In more detail, levetiracetam in primary epilepsy has resulted in a number of people with pre-existing behavioral problems developing nervousness, hostility, and anxiety. ¹² Furthermore, pharmacovigilance work has compared the real-life tolerability of four different antiepileptic agents. Of the four agents studied, levetiracetam (n = 151), lamotrigine (n = 167), valproic acid (n = 73), or controlled-release carbamazepine (n = 47), levetiracetam was reported as independently associated with anger/aggression, nervousness/agitation, upset stomach, depression, and sleep disturbance. Minor adverse effects were noted in 76.8% (n = 116) and more significant adverse effects in 23.2% (n = 35). ¹³ There is limited information on the timing of behavioral changes although a case series in epilepsy reported a delay in months from starting levetriacetam to the recognition of adverse symptoms. ¹⁴

The data on primary epilepsy regarding levetiracetam's adverse effects must give pause when the high rates of behavioral problems experienced by people with gliobastomas are considered. Up to 40% of this cohort will develop seizures at diagnosis and a further 15% develop seizures with progressive disease. ¹⁵ Nearly 50% are at risk of developing behavioral problems such as anger and inappropriate actions. ¹ These figures highlight this group's need for effective seizure management as poorly managed seizures both negatively affect quality of life ¹³ and may result in more significant behavioral problems. ¹ Seizure management in this group is challenging as the precise nature of epileptogenesis in brain tumors remains unclear. Numerous factors are believed to contribute including specific tumor types, biological factors, and tumor location. As previously mentioned, ∼50% of GBMs present with seizures with a further spike linked with progressive disease. Other issues include, but are not limited to, changes in the permeability of the blood–brain barrier and the peritumor environment. ¹⁵ Lastly, structural and metabolic changes are common in this group including tumor recurrence; disease progression, as a consequence of cancer treatments including radionecrosis; and other factors such as infections or metabolic disturbances. ¹⁶ Brain tumor-related epilepsy is a distinct and separate entity to primary epilepsy made even more complicated as it is suggested that these patients are at risk of abnormal mechanisms that bypass seizure control medications. ¹⁷ Compared with primary epilepsy, those with brain tumors are more likely to develop adverse effects from antiepileptic medications. Approximately 25% of patients with brain tumors will require a medication switch due to adverse effects compared with 10% of patients with primary epilepsy. ¹⁶ Focusing again on levetriracetam, a higher prevalence and magnitude of neuropsychiatric dose-independent adverse effects have been observed with its use compared with other agents. ¹⁸ Notably, the effects did not seem to be related to tumor localization in the levetriacetman group compared with other agents wherein problems were most likely to occur when people had frontal lobe tumors.

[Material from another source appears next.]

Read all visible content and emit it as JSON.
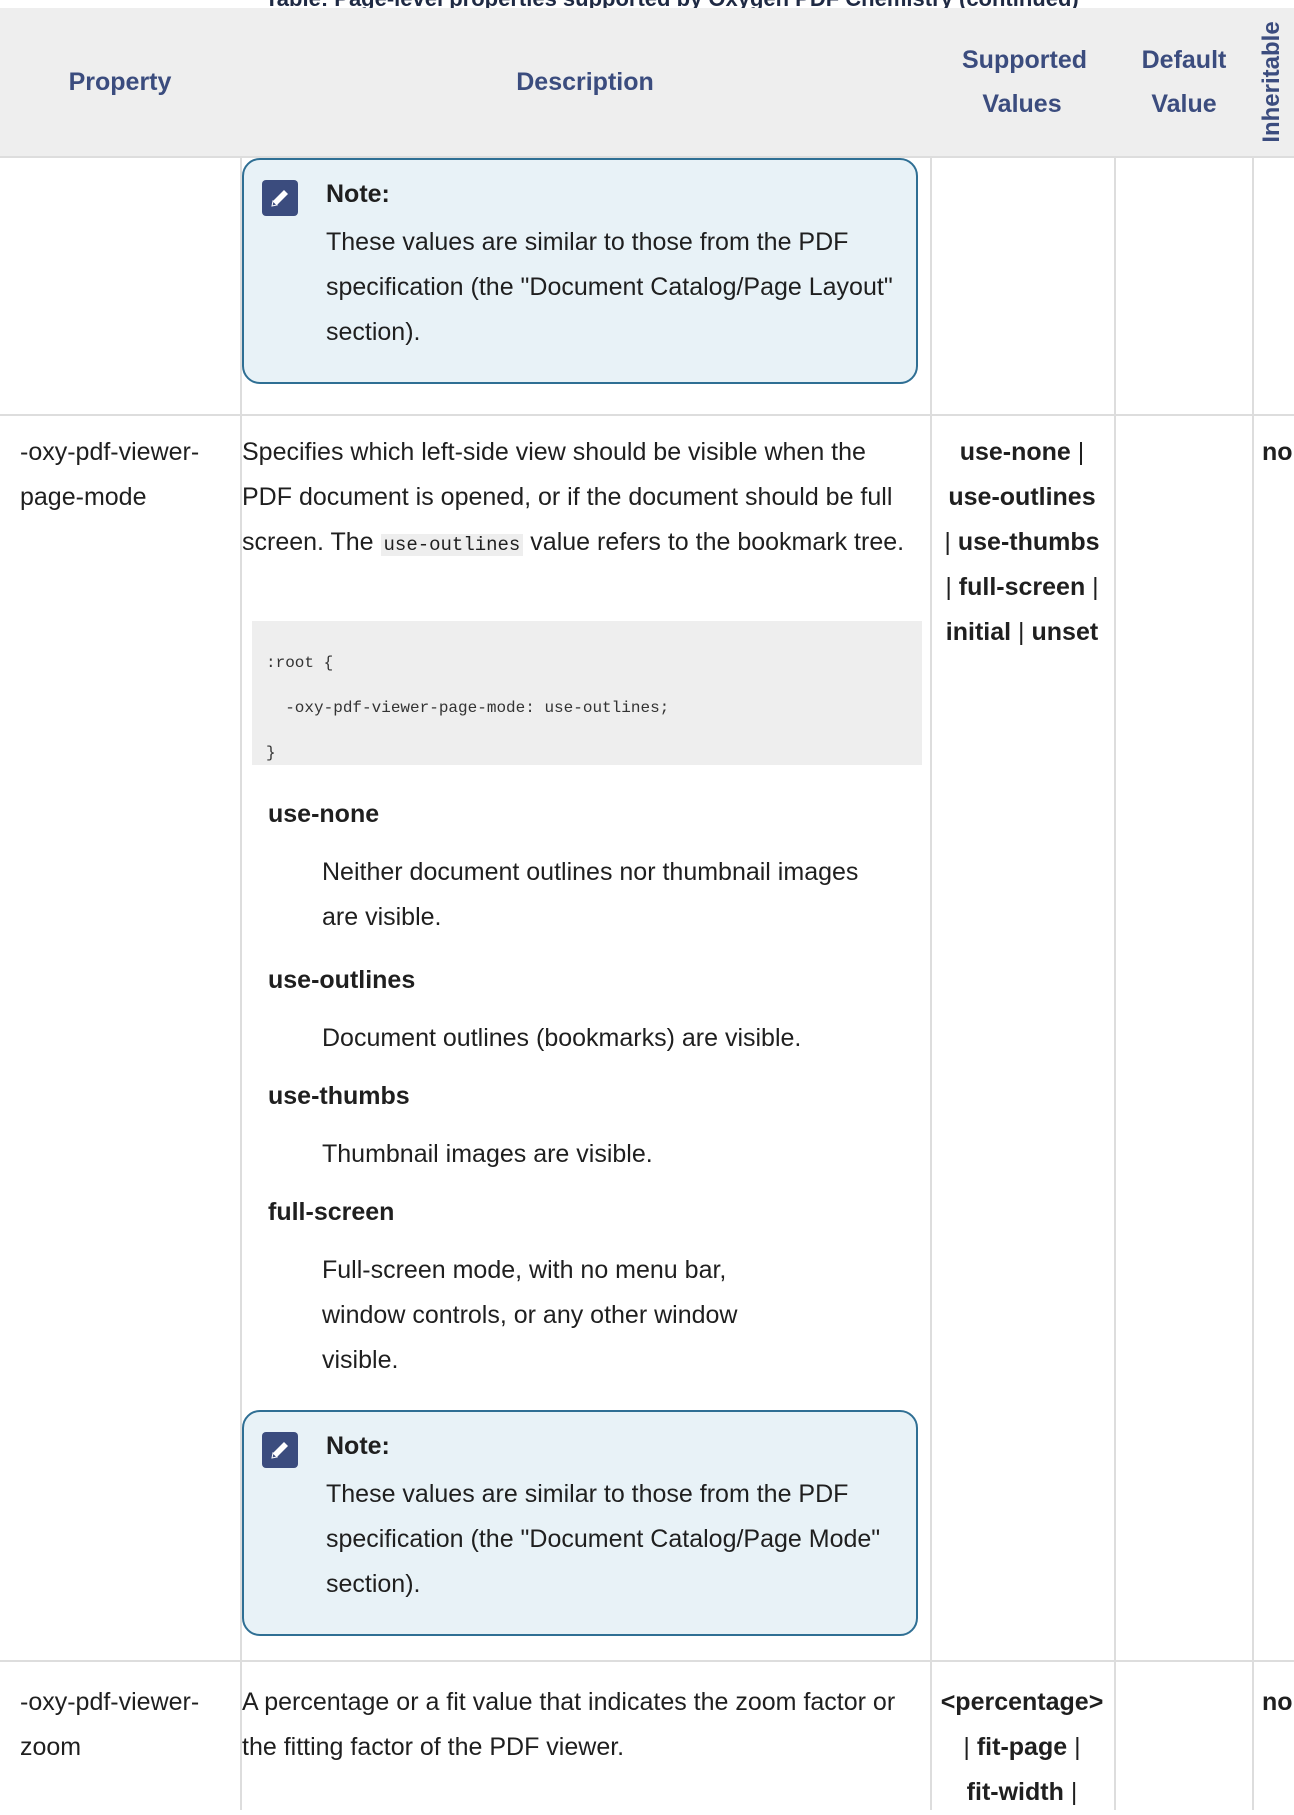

Collectively, the observations briefly summarized here support our own clinical experience that although an antiepileptic agent was strongly recommended for our patient, continuing levetiracetam may have contributed to his behavioral problems. More research is required to confirm this association and further discussions are welcome. Levetiracetam, like many medications, will have initially been evaluated in more robust participants compared with this man. This reinforces the benefits of postmarketing phase IV studies to enable clinicians to recommend interventions for specific patients, especially those who are less robust. This is particularly important when caring for people at the end of life with this cohort increasingly recognized as a distinct group at high risk of adverse drug effects. ¹⁹ Above all else, such work improves the quality of care when quality care is defined as evidence based, patient centered, and low risk.